Fayette County prison board urged to fix mistakes with early, late inmate releases
By Liz Zemba
Published: Thursday, Aug. 29, 2013, 11:18 a.m.
Fayette County's judges want the prison board to solve ongoing problems at the jail that have resulted in some inmates being mistakenly released and others held longer than they should have been, according to the deputy court administrator.
Tammy Lambie told the prison board on Wednesday that judges are “extremely upset with mistakes at the jail.”
In one instance, she said, a mistake resulted in an inmate's waiting 10 days for a hearing on a bench warrant when the individual should have gone before a judge within 72 hours of incarceration.
In another instance, Lambie said, an inmate was not released, despite having posted bond twice in two cases. She said she found the inmate's release paperwork in a file at the jail, but the same information was not reflected in an online database.
“All of the paperwork was there, in the folder at the jail, but the computer system told you something different,” Lambie said.
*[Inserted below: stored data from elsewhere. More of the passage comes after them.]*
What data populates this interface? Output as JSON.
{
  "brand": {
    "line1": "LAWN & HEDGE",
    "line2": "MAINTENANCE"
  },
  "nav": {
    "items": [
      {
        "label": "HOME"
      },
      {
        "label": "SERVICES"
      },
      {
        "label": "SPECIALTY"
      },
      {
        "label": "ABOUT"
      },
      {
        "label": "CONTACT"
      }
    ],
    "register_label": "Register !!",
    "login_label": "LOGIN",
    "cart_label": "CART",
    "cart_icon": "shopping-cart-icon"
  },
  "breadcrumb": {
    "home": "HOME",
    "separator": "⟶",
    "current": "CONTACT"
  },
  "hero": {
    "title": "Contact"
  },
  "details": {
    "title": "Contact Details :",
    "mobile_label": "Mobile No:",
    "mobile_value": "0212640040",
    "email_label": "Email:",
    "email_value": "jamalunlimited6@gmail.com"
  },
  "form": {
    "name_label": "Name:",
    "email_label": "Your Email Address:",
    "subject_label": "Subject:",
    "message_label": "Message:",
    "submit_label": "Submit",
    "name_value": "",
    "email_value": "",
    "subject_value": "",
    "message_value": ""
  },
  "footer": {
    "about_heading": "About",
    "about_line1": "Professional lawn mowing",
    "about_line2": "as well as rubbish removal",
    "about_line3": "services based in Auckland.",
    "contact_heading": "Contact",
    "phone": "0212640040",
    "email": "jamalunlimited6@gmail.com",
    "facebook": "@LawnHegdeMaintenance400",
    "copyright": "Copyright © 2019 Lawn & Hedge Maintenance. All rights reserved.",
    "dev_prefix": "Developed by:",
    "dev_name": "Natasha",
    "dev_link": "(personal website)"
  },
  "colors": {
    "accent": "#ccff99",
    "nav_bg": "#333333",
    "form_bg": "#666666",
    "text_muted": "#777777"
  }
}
In other cases, inmates have been brought back from state prisons for hearings in county court, only to be returned to their respective state prisons too soon.
For example, Lambie said, an inmate was brought back to the county for a trial and then returned to a state prison despite having a hearing scheduled in Fayette the next day.
She said the county's judges want the prison board to hold jail employees accountable when mistakes occur, “instead of everything being skirted and put under the rug.”
County Commissioner Angela Zimmerlink, a board member, pointed out that the problems are not new. She cited previous emails in which commissioners were advised that individuals were inappropriately released, while others with mental health issues “spent months” longer in the jail than they should have.
Zimmerlink and Al Ambrosini, commission chairman, met with Lambie, Warden Brian Miller and other prison staffers to address the problems.
After the two-hour meeting, Miller attributed the problems to a “glitch” that will be resolved.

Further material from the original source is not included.